Raul Jungmann entra com pedido na PGR para desarquivar inquéritos de Lula no mensalão

Representação contra ex-presidente tem como base trechos da delação de Delcídio do Amaral
Da editoria de Política
Publicado em 23/03/2016 às 10:19
Representação contra ex-presidente tem como base trechos da delação de Delcídio do Amaral Foto: Foto: Câmara dos Deputados


Com uma equipe de assessoria jurídica reforçada, o vice-líder da Minoria na Câmara, deputado federal Raul Jungmann (PPS), vai ingressar nesta quarta-feira (23) com representação na Procuradoria Geral da República (PGR) pedindo o desarquivamento de inquéritos referentes à Ação Penal 470 para a abertura de nova investigação que resulte na denúncia do ex-presidente Luiz Inácio Lula da Silva, entre outros envolvidos, no esquema do mensalão.
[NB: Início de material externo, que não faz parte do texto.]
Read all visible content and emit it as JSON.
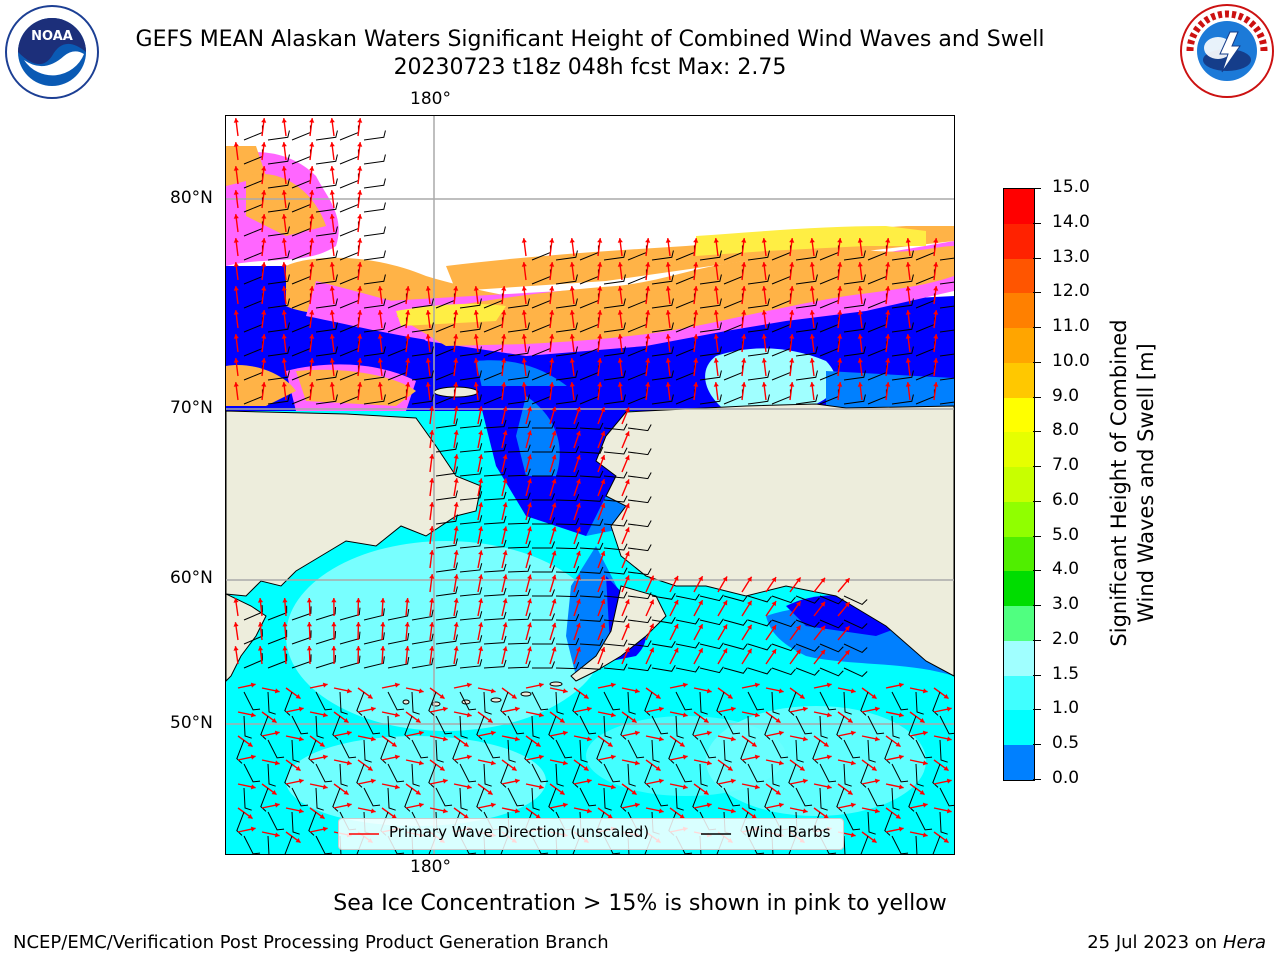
{
  "header": {
    "title_line1": "GEFS MEAN Alaskan Waters Significant Height of Combined Wind Waves and Swell",
    "title_line2": "20230723 t18z 048h fcst   Max: 2.75"
  },
  "logos": {
    "left": {
      "text": "NOAA",
      "icon": "noaa-logo"
    },
    "right": {
      "text": "NATIONAL WEATHER SERVICE",
      "icon": "nws-logo"
    }
  },
  "map": {
    "lon_top_label": "180°",
    "lon_bottom_label": "180°",
    "lat_labels": [
      "80°N",
      "70°N",
      "60°N",
      "50°N"
    ],
    "colors": {
      "land": "#ededdc",
      "ice_pink": "#ff66ff",
      "ice_orange": "#ffb347",
      "ice_yellow": "#ffee44",
      "deep_blue": "#0000ff",
      "mid_blue": "#0080ff",
      "cyan": "#00ffff",
      "light_cyan": "#a0ffff",
      "wave_arrow": "#ff0000",
      "wind_barb": "#000000"
    },
    "legend": {
      "wave_label": "Primary Wave Direction (unscaled)",
      "barb_label": "Wind Barbs"
    }
  },
  "colorbar": {
    "title": "Significant Height of Combined Wind Waves and Swell [m]",
    "title_line1": "Significant Height of Combined",
    "title_line2": "Wind Waves and Swell [m]",
    "ticks": [
      "15.0",
      "14.0",
      "13.0",
      "12.0",
      "11.0",
      "10.0",
      "9.0",
      "8.0",
      "7.0",
      "6.0",
      "5.0",
      "4.0",
      "3.0",
      "2.0",
      "1.5",
      "1.0",
      "0.5",
      "0.0"
    ],
    "colors": [
      "#ff0000",
      "#ff2200",
      "#ff5500",
      "#ff8000",
      "#ffa500",
      "#ffc800",
      "#ffff00",
      "#e6ff00",
      "#c8ff00",
      "#90ff00",
      "#50ee00",
      "#00dd00",
      "#50ff80",
      "#a0ffff",
      "#40ffff",
      "#00ffff",
      "#0080ff",
      "#0000ff"
    ]
  },
  "notes": {
    "ice_note": "Sea Ice Concentration > 15% is shown in pink to yellow"
  },
  "footer": {
    "left": "NCEP/EMC/Verification Post Processing Product Generation Branch",
    "right_date": "25 Jul 2023 on ",
    "right_host": "Hera"
  }
}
A representação contra o ex-presidente tem como base diversos trechos da delação do ex-líder do governo de Dilma Rousseff, senador Delcídio do Amaral, em que ele diz que o ex-presidente Lula era o autor intelectual do mensalão.
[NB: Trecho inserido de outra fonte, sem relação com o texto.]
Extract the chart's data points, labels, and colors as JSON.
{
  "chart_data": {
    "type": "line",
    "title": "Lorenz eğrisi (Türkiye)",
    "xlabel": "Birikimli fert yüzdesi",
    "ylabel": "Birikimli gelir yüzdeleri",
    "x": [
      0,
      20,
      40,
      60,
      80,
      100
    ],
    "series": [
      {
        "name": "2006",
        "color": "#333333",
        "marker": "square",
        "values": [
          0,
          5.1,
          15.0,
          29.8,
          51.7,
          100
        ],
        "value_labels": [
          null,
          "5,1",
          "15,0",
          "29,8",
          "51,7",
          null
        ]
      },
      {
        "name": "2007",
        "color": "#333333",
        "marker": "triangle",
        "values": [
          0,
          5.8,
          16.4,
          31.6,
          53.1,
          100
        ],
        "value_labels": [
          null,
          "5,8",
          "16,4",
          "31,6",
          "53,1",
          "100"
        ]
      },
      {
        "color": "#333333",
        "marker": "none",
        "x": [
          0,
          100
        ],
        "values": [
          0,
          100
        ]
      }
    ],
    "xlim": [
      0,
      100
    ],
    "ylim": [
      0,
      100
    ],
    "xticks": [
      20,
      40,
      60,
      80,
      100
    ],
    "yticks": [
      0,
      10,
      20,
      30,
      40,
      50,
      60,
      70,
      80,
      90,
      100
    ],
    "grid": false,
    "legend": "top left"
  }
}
Na ação, Jungmann argumenta que Lula “buscou montar uma teia criminosa que abarcou os mais diversos serviços ilícitos, inclusive retirando seu nome e de sua família no mensalão. A capilaridade de suas ações escusas é grandiosa, mas o Estado brasileiro não mais as deve suportar”, afirmou o deputado.

O parlamentar afirma ainda que, segundo Delcídio, Lula “participou de corrupções de milhões de reais, peculato, obstrução da Justiça, tráfico de influências, lavagem de dinheiro, constituição de organização criminosa e mais outros crimes que serão desvendados” pela nova investigação que poderá ser aberta caso a PGR acate a sua representação.
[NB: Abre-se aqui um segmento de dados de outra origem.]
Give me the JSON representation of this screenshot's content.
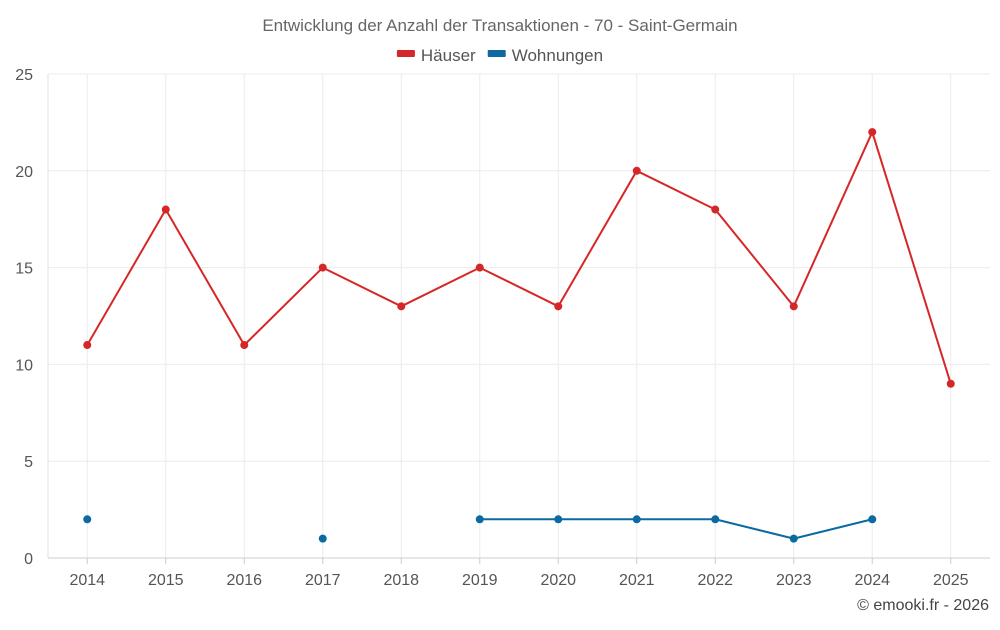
{
  "chart_data": {
    "type": "line",
    "title": "Entwicklung der Anzahl der Transaktionen - 70 - Saint-Germain",
    "xlabel": "",
    "ylabel": "",
    "categories": [
      "2014",
      "2015",
      "2016",
      "2017",
      "2018",
      "2019",
      "2020",
      "2021",
      "2022",
      "2023",
      "2024",
      "2025"
    ],
    "ylim": [
      0,
      25
    ],
    "yticks": [
      0,
      5,
      10,
      15,
      20,
      25
    ],
    "grid": true,
    "legend_position": "top-center",
    "series": [
      {
        "name": "Häuser",
        "color": "#d62728",
        "values": [
          11,
          18,
          11,
          15,
          13,
          15,
          13,
          20,
          18,
          13,
          22,
          9
        ]
      },
      {
        "name": "Wohnungen",
        "color": "#0b6aa2",
        "values": [
          2,
          null,
          null,
          1,
          null,
          2,
          2,
          2,
          2,
          1,
          2,
          null
        ]
      }
    ]
  },
  "credit": "© emooki.fr - 2026"
}
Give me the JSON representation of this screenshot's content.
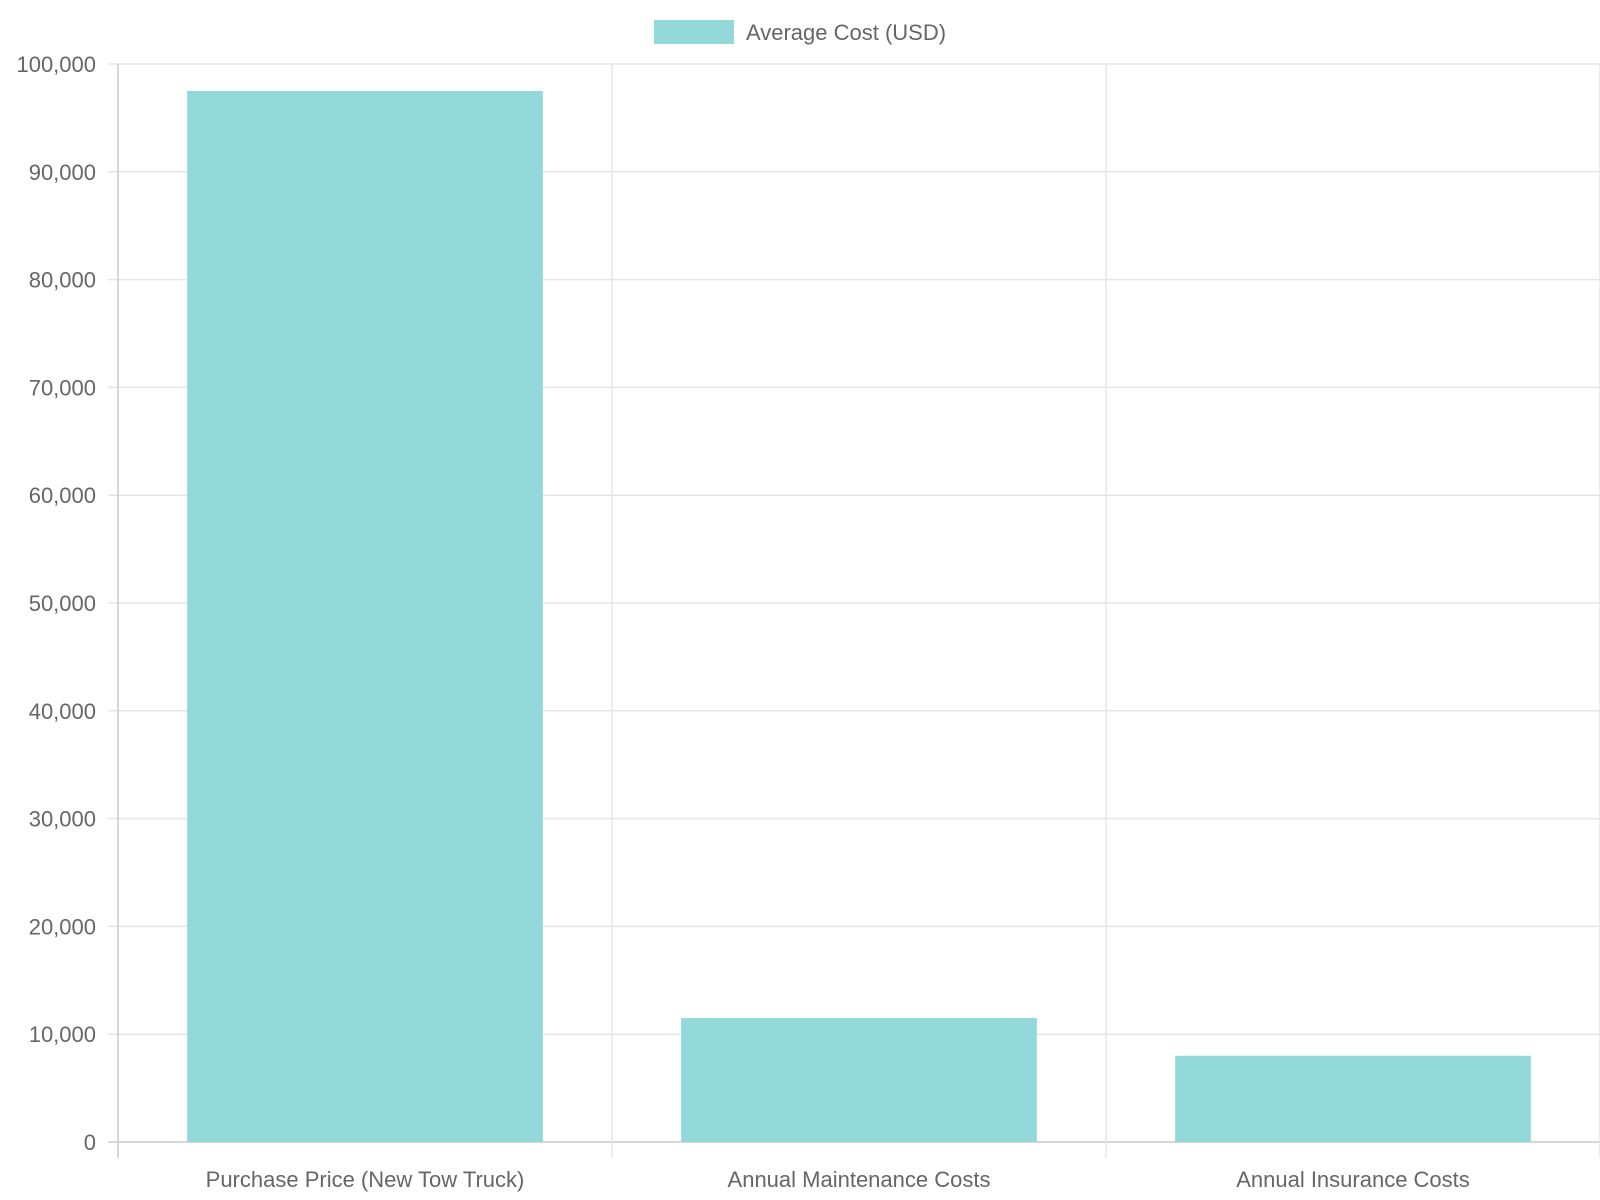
{
  "chart_data": {
    "type": "bar",
    "categories": [
      "Purchase Price (New Tow Truck)",
      "Annual Maintenance Costs",
      "Annual Insurance Costs"
    ],
    "series": [
      {
        "name": "Average Cost (USD)",
        "values": [
          97500,
          11500,
          8000
        ],
        "color": "#93d9d9"
      }
    ],
    "title": "",
    "xlabel": "",
    "ylabel": "",
    "ylim": [
      0,
      100000
    ],
    "yticks": [
      0,
      10000,
      20000,
      30000,
      40000,
      50000,
      60000,
      70000,
      80000,
      90000,
      100000
    ],
    "ytick_labels": [
      "0",
      "10,000",
      "20,000",
      "30,000",
      "40,000",
      "50,000",
      "60,000",
      "70,000",
      "80,000",
      "90,000",
      "100,000"
    ],
    "grid": true,
    "legend_position": "top-center",
    "colors": {
      "grid": "#e5e5e5",
      "axis": "#cccccc",
      "text": "#666666"
    }
  }
}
A representação cita ainda afirmação feita pelo ministro Gilmar Mendes, do STF, quando, no julgamento sobre o rito do impeachment, no último dia 16, chamou atenção para a delação do senador Delcídio e a revelação de que o autor intelectual de todo esse processo de corrupção era o presidente Lula.

“Talvez agora a procuradoria via o procurador-geral da República Rodrigo Janot e a procuradora Ela Wiecko venham preencher essa lacuna perante o próprio Supremo Tribunal Federal, resolvendo esse dilema do mensalão”, disse o ministro.